After doing the no-pants-dance with a number of Amazonian office girls (including Charlotte Rampling and Natasha Henstridge), a sequence that brings to mind that advert where rutting teens have STDs scrawled, rather handily, on their keks, McQuarry falls for the mysterious S (Michelle Williams). It’s a touching tale: boy meets girl in an illicit sex ring, they kiss in the Chinatown snow, he buys her a toy duck… but isn’t there the slightest possibility it’s all too good to be true?

Yep. Not only does old Bose chuckle like Wacky Races’ Mutley and have the fakest-sounding name since Guy Incognito, he’s so clearly on the make that he all but stretches out his fingers and purrs “Eeeeeeexcellent”. Staring stupefied at all the purdy people, McQuarry hardly notices. He may as well have “Deceive me” stamped beneath his side parting.

As the plot’s plausibility gets stretched and twanged like so much knicker elastic, Deception becomes dumber and duller by the second.

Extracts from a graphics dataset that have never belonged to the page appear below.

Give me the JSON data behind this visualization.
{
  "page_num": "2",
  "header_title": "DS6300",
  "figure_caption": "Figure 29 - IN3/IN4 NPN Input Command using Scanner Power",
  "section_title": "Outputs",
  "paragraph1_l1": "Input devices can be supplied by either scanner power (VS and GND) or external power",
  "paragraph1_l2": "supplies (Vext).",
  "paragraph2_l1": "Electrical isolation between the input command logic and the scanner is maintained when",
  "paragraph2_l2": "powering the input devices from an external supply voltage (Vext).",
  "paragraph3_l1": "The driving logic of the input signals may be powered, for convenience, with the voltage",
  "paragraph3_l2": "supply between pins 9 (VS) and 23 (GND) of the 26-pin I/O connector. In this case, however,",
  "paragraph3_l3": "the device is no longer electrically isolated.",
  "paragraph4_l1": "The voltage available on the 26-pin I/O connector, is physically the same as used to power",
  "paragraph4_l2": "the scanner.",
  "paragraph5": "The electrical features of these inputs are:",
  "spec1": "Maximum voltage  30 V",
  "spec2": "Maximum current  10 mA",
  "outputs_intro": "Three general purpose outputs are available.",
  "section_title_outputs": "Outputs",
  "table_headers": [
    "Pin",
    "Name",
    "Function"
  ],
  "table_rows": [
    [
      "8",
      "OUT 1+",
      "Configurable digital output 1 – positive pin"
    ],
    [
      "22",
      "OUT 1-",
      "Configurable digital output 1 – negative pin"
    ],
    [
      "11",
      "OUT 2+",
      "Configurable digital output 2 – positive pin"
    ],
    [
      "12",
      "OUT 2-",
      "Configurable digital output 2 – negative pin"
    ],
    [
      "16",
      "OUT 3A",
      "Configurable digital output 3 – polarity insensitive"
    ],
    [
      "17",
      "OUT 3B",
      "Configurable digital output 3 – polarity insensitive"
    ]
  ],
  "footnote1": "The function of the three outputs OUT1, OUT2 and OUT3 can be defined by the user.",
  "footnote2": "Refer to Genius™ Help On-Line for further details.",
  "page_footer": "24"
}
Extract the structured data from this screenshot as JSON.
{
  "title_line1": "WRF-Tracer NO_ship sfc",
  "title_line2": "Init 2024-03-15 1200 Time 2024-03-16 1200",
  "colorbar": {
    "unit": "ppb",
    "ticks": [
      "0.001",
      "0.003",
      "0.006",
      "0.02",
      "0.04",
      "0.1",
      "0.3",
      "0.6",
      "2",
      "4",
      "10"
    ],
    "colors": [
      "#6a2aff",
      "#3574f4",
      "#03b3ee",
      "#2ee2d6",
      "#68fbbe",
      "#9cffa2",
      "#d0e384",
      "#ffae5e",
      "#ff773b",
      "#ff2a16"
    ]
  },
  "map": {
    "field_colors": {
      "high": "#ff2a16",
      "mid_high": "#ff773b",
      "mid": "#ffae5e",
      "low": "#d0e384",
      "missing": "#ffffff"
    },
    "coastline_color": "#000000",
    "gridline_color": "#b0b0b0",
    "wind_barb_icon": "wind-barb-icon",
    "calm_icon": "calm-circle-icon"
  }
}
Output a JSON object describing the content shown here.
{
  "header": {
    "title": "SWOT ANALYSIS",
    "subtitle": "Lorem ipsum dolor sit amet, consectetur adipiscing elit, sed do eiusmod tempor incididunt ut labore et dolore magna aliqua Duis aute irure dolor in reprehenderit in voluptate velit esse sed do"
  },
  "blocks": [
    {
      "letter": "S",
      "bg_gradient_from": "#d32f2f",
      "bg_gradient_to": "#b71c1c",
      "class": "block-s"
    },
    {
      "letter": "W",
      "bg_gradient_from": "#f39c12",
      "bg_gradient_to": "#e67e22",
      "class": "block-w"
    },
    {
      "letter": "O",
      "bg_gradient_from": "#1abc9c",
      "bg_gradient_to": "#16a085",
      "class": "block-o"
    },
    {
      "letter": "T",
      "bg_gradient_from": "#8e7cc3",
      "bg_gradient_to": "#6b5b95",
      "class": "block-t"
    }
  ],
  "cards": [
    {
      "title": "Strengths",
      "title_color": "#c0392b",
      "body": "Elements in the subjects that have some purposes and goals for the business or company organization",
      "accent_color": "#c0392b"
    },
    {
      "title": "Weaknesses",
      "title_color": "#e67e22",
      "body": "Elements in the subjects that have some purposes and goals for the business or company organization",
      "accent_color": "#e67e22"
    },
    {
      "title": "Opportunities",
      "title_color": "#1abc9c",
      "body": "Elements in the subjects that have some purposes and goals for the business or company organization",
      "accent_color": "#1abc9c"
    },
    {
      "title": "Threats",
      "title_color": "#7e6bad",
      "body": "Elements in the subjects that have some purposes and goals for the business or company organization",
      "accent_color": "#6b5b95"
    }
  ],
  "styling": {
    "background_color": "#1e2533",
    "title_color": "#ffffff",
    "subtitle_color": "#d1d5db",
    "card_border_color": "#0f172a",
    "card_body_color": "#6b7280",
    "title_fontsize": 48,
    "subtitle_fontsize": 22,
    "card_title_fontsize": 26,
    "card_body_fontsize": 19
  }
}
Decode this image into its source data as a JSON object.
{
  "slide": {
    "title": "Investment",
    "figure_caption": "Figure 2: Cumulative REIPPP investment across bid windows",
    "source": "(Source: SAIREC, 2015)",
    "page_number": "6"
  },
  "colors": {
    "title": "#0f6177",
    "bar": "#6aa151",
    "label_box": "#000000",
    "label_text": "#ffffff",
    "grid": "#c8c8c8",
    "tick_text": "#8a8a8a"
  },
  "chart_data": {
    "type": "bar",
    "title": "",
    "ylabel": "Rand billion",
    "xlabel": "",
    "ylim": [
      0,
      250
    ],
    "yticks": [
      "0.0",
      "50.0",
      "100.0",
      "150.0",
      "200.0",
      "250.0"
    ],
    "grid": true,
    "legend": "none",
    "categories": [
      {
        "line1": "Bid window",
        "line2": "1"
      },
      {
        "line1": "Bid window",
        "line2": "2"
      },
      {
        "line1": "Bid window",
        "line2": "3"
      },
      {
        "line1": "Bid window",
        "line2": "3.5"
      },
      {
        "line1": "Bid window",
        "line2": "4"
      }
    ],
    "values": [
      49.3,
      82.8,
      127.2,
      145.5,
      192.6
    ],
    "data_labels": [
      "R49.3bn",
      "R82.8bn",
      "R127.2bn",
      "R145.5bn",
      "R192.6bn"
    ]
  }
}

Even the heist sequence Langenegger eventuall rolls out barely makes the pulse flutter.

Ultimately the film’s generic title and dodgy provenance (from the writer and, er, executive producer of Die Hard 4.0) speak volumes about its general quality. It’s as bland, shiny and anonymous as the Scandinavian furniture coveted by Fight Club’s narrator and filling almost every frame here. Only difference is, you’ll find more surprises down the back of the sofa.

More trick than treat, this limp, overlong and lunk-headed con-trick flick is as convincing as McGregor's American accent, though not quite as amusing. Really, who did they think they were kidding?